Already got me on her contacts list, interesting, he thought.
“Sleeping,” he said.
“Nice.”
“Yes, it was, thanks. What’s up?”
“Developments.”
“What are they?”
“Let’s do it face-to-face,” she said.
They met at the same diner where they’d had dinner the previous night. He had a slab of ribs coated in a Jack Daniel’s rub, coleslaw heavy on the mayo, a side of salted steak fries, and a vegetable that looked green but was otherwise unrecognizable. He was washing it all down with a Budweiser.
Knox had a chef’s salad with dressing on the side and water.
She looked his meal over and said, “You know, you could eat a little better.”
“Yeah, and I’m sure the processed meat in that salad and the chemicals in the dressing won’t give you cancer in ten years.”
She sat back and glanced glumly down at her salad. He quickly looked her over. She was dressed in blue slacks, cream blouse, and a matching jacket.
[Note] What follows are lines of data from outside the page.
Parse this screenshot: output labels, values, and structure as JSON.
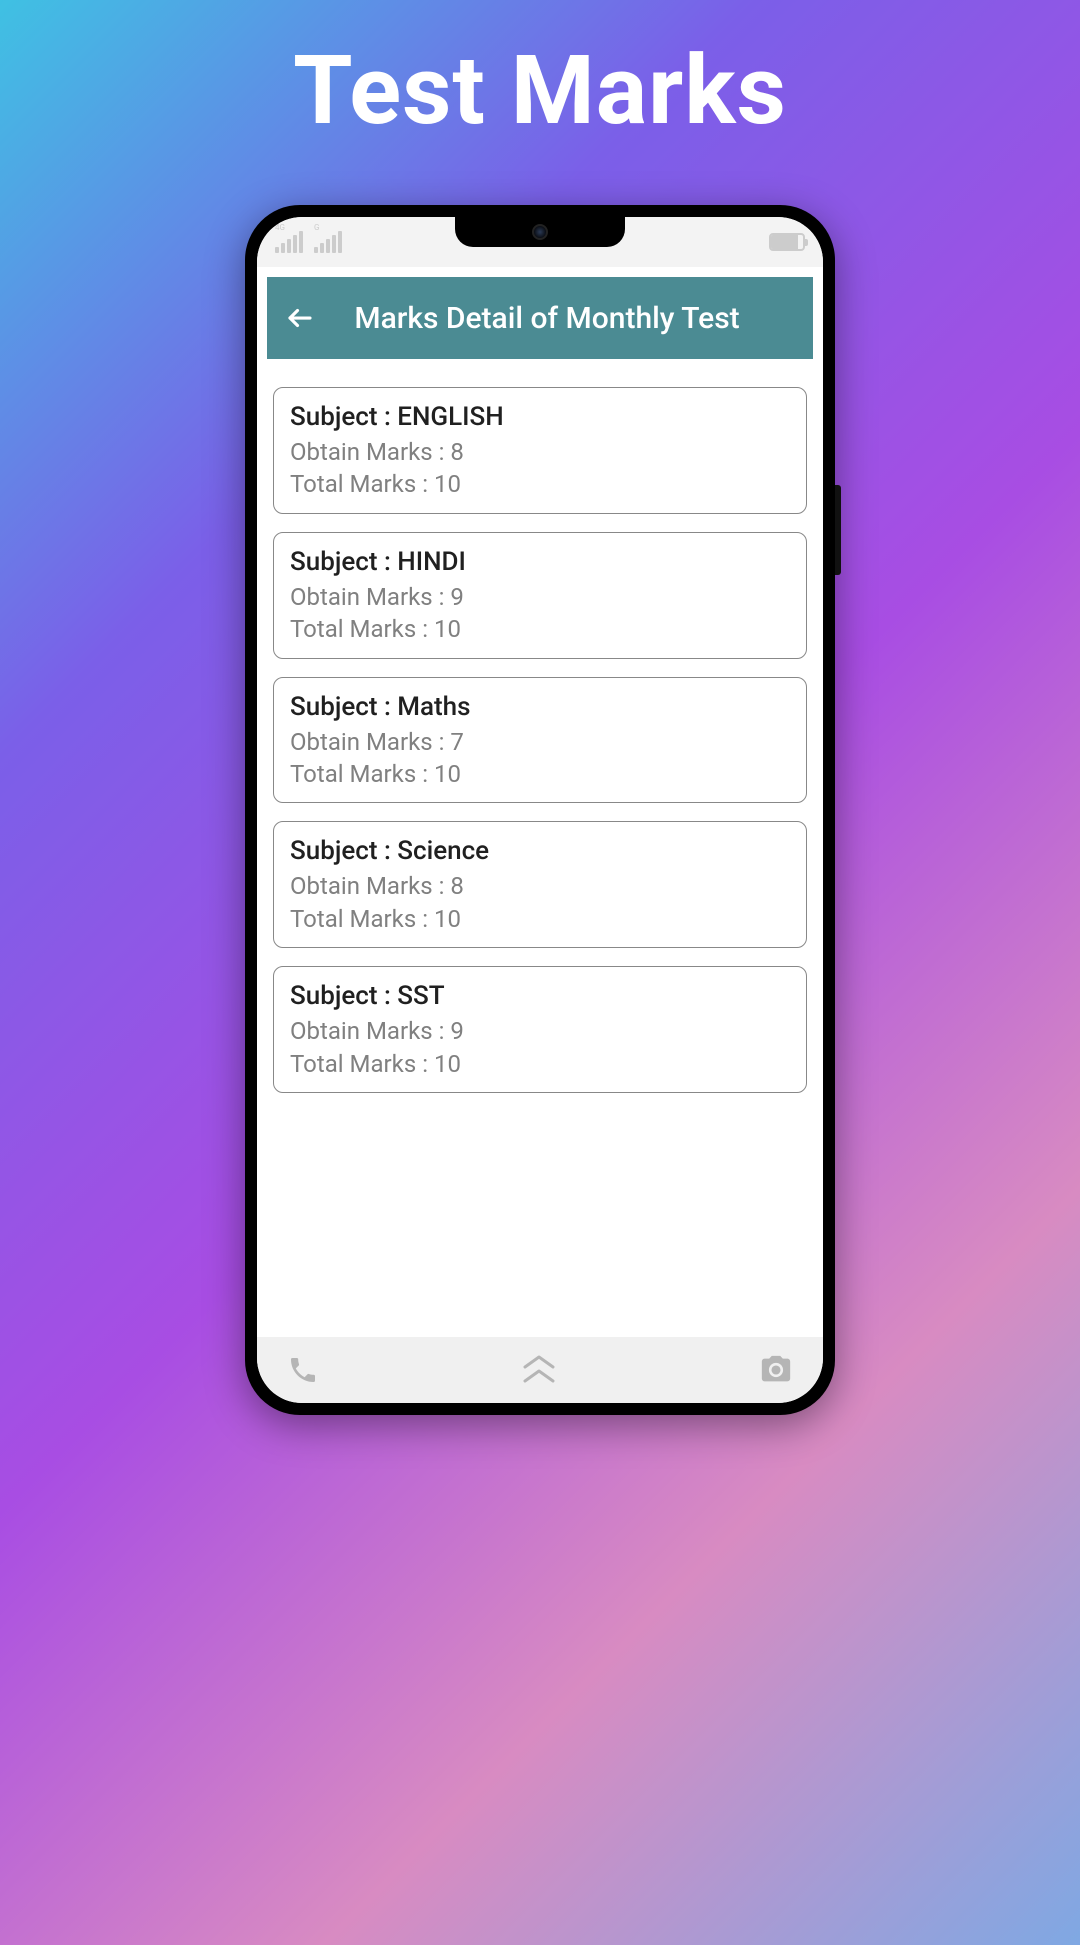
{
  "page": {
    "title": "Test Marks"
  },
  "app_bar": {
    "title": "Marks Detail of Monthly Test"
  },
  "labels": {
    "subject_prefix": "Subject : ",
    "obtain_prefix": "Obtain Marks : ",
    "total_prefix": "Total Marks : "
  },
  "marks": [
    {
      "subject": "ENGLISH",
      "obtain": "8",
      "total": "10"
    },
    {
      "subject": "HINDI",
      "obtain": "9",
      "total": "10"
    },
    {
      "subject": "Maths",
      "obtain": "7",
      "total": "10"
    },
    {
      "subject": "Science",
      "obtain": "8",
      "total": "10"
    },
    {
      "subject": "SST",
      "obtain": "9",
      "total": "10"
    }
  ],
  "colors": {
    "app_bar_bg": "#4b8b93"
  }
}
She didn’t look remotely military. He had wondered about this before.
INSCOM. INSCOM on the creds.
He figured he had mysteries at both ends of this sucker, and all down the middle too.
He finished eating, downed the last swallow of his beer, and looked at her expectantly. “Okay, let’s talk developments,” he said in a prompting tone.
“I have info on the people who took the blown transformers.”
He wiped his mouth with his napkin and sat back. “How’d you do that?” he asked slowly.
“Made some calls and ran down some leads while you were taking your beauty rest.”
“Uh-huh. And?”
“And they weren’t with the military.”
“You’ve got my attention, Knox. The bay doors are wide open, so drop the bomb.”